Today is inauguration day, although Barack Obama and Joe Biden officially took the oaths of their respective offices yesterday on January 20, as required by the Constitution. Today is the more public spectacle that will begin with the swearing in and end with multiple gala events known as inaugural balls. One of the highlights of any presidential inauguration is of course the inaugural address by the President. Usually it is a time for the President to outline in general terms his goals and aspirations for the country he serves. In the case of Barack Obama, it will no doubt be an opportunity to extol the virtues of his leftist ideology and engage in subtle hyperbole against anyone who would oppose him.
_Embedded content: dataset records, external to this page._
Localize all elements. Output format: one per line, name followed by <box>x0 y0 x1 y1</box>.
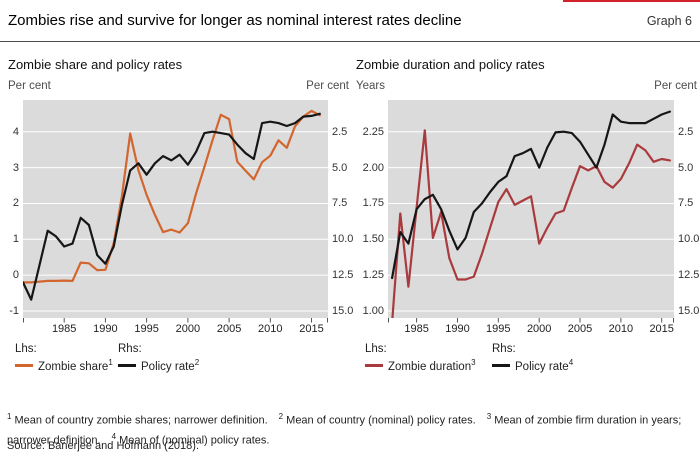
legend-label: Zombie duration <box>388 360 472 373</box>
left-axis-caption-duration: Years <box>356 80 385 92</box>
legend-item-policy-rate-0: Policy rate2 <box>118 358 199 373</box>
left-axis-tick-label: 2 <box>12 197 19 210</box>
right-axis-tick-label: 7.5 <box>332 197 348 210</box>
legend-item-zombie-share: Zombie share1 <box>15 358 113 373</box>
zombie-duration-line <box>391 129 671 318</box>
legend-lhs-heading-0: Lhs: <box>15 343 37 355</box>
chart-plot-area <box>388 100 674 323</box>
accent-red-rule <box>563 0 700 2</box>
right-axis-tick-label: 15.0 <box>678 305 700 317</box>
page-title: Zombies rise and survive for longer as n… <box>8 12 462 29</box>
right-axis-tick-label: 12.5 <box>332 269 354 282</box>
left-axis-tick-label: 1.00 <box>362 305 384 317</box>
panel-title-zombie-duration: Zombie duration and policy rates <box>356 57 545 72</box>
footnote-sup: 1 <box>7 412 12 421</box>
right-axis-tick-label: 15.0 <box>332 305 354 317</box>
footnote-text: Mean of country zombie shares; narrower … <box>11 414 279 427</box>
right-axis-caption-duration: Per cent <box>654 80 697 92</box>
x-axis-tick-label: 1995 <box>486 323 511 335</box>
panel-title-zombie-share: Zombie share and policy rates <box>8 57 183 72</box>
legend-lhs-heading-1: Lhs: <box>365 343 387 355</box>
footnote-text: Mean of country (nominal) policy rates. <box>283 414 487 427</box>
legend-rhs-heading-1: Rhs: <box>492 343 516 355</box>
x-axis-tick-label: 1985 <box>51 323 77 335</box>
left-axis-tick-label: 0 <box>12 269 19 282</box>
right-axis-tick-label: 2.5 <box>332 125 348 138</box>
left-axis-caption-share: Per cent <box>8 80 51 92</box>
zombie-share-line <box>23 109 321 284</box>
left-axis-tick-label: 1 <box>12 233 19 246</box>
graph-number-label: Graph 6 <box>646 14 692 28</box>
x-axis-tick-label: 2000 <box>526 323 552 335</box>
right-axis-tick-label: 5.0 <box>332 161 348 174</box>
legend-sup: 2 <box>194 358 200 367</box>
left-axis-tick-label: 2.00 <box>362 161 384 174</box>
legend-sup: 4 <box>568 358 574 367</box>
x-axis-tick-label: 2010 <box>258 323 283 335</box>
legend-sup: 3 <box>471 358 476 367</box>
source-line: Source: Banerjee and Hofmann (2018). <box>7 440 200 452</box>
x-axis-tick-label: 2010 <box>608 323 634 335</box>
x-axis-tick-label: 1990 <box>445 323 470 335</box>
policy-rate-line-swatch-1 <box>492 364 510 368</box>
x-axis-tick-label: 2015 <box>299 323 324 335</box>
footnote-text: Mean of zombie firm duration in years; n… <box>7 414 682 447</box>
x-axis-tick-label: 1990 <box>93 323 118 335</box>
x-axis-tick-label: 1985 <box>404 323 429 335</box>
policy-rate-line-swatch-0 <box>118 364 136 368</box>
x-axis-tick-label: 2015 <box>649 323 674 335</box>
right-axis-tick-label: 7.5 <box>678 197 694 210</box>
left-axis-tick-label: 1.50 <box>362 233 384 246</box>
left-axis-tick-label: -1 <box>9 305 19 317</box>
legend-label: Policy rate <box>515 360 569 373</box>
legend-rhs-heading-0: Rhs: <box>118 343 142 355</box>
policy-rate-line <box>390 110 671 280</box>
x-axis-tick-label: 2000 <box>175 323 201 335</box>
right-axis-tick-label: 10.0 <box>678 233 700 246</box>
right-axis-caption-share: Per cent <box>306 80 349 92</box>
left-axis-tick-label: 3 <box>12 161 19 174</box>
legend-label: Zombie share <box>38 360 109 373</box>
footnote-sup: 3 <box>486 412 492 421</box>
footnote-text: Mean of (nominal) policy rates. <box>116 434 281 447</box>
x-axis-tick-label: 1995 <box>134 323 159 335</box>
right-axis-tick-label: 12.5 <box>678 269 700 282</box>
right-axis-tick-label: 5.0 <box>678 161 694 174</box>
header-divider <box>0 41 700 42</box>
footnote-sup: 4 <box>111 431 117 441</box>
left-axis-tick-label: 4 <box>12 125 19 138</box>
zombie-share-line-swatch <box>15 364 33 368</box>
chart-plot-area <box>23 100 328 323</box>
right-axis-tick-label: 2.5 <box>678 125 694 138</box>
left-axis-tick-label: 1.25 <box>362 269 384 282</box>
footnote-sup: 2 <box>278 412 284 421</box>
legend-sup: 1 <box>108 358 113 367</box>
footnotes: 1 Mean of country zombie shares; narrowe… <box>7 409 698 448</box>
legend-item-policy-rate-1: Policy rate4 <box>492 358 573 373</box>
legend-item-zombie-duration: Zombie duration3 <box>365 358 476 373</box>
left-axis-tick-label: 2.25 <box>362 125 384 138</box>
right-axis-tick-label: 10.0 <box>332 233 354 246</box>
policy-rate-line <box>23 112 321 301</box>
left-axis-tick-label: 1.75 <box>362 197 384 210</box>
zombie-duration-line-swatch <box>365 364 383 368</box>
legend-label: Policy rate <box>141 360 195 373</box>
x-axis-tick-label: 2005 <box>216 323 242 335</box>
x-axis-tick-label: 2005 <box>567 323 593 335</box>
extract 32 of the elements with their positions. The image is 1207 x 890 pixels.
Today is also Martin Luther King Jr. day, which is ironic given that Barack Obama is the antithesis of the great man who we honor with this holiday. Both in party affiliation (most Liberals seem to have conveniently forgotten that the Reverend King was a Republican) and in political and social values, there couldn't be two men further apart than Barack Obama and Martin Luther King Jr. The Reverend King believed in the American values of hard work, individualism and personal liberty as a means of operating the most just society. Barack Obama sees a large and confiscatory central government as the way forward to social salvation. Reverend King believed that each man should be judged by the content of his character, and not the color of his skin. Barack Obama has spent almost his entire life promoting the proposition that special compensation and opportunity should be awarded to him based solely on his skin color. And he aims to make this favorable judgement a matter of government policy, not only based on skin color, but now on sexual preference and immigration status as well.
The Reverend King loved America and the values and principles upon which it was founded. Barack Obama seeks to tear down those values and replace them with ones that he deems to be more fair and socially just. This is not simply speculation on my part, the President has stated from the beginning that he wanted to fundamentally transform America. The Reverend King wanted to embrace American values and convince this country to realize its full potential, not by transforming into something else, but by reaching back and pulling forward the principles of its founding. He sought to emblazon on each American heart the words enshrined in our founding documents and bring to fruition the dream of his and all of our founding fathers.
As you experience snippets of inaugural hoopla today you will invariably hear references, vague or overtly, to Barack Obama being the realization of Reverend King's dream. Just consider that the source of these references originates from a political ideology which has sought to reshape, re-manufacture and re-package the man we honor with today's holiday. It is an ideology populated with people who in recent years have found Martin Luther King's spirituality so objectionable that they have dropped the word reverend from his title. It is also an ideology currently lead by the other man that some will honor today, Barack Obama, the anti-King.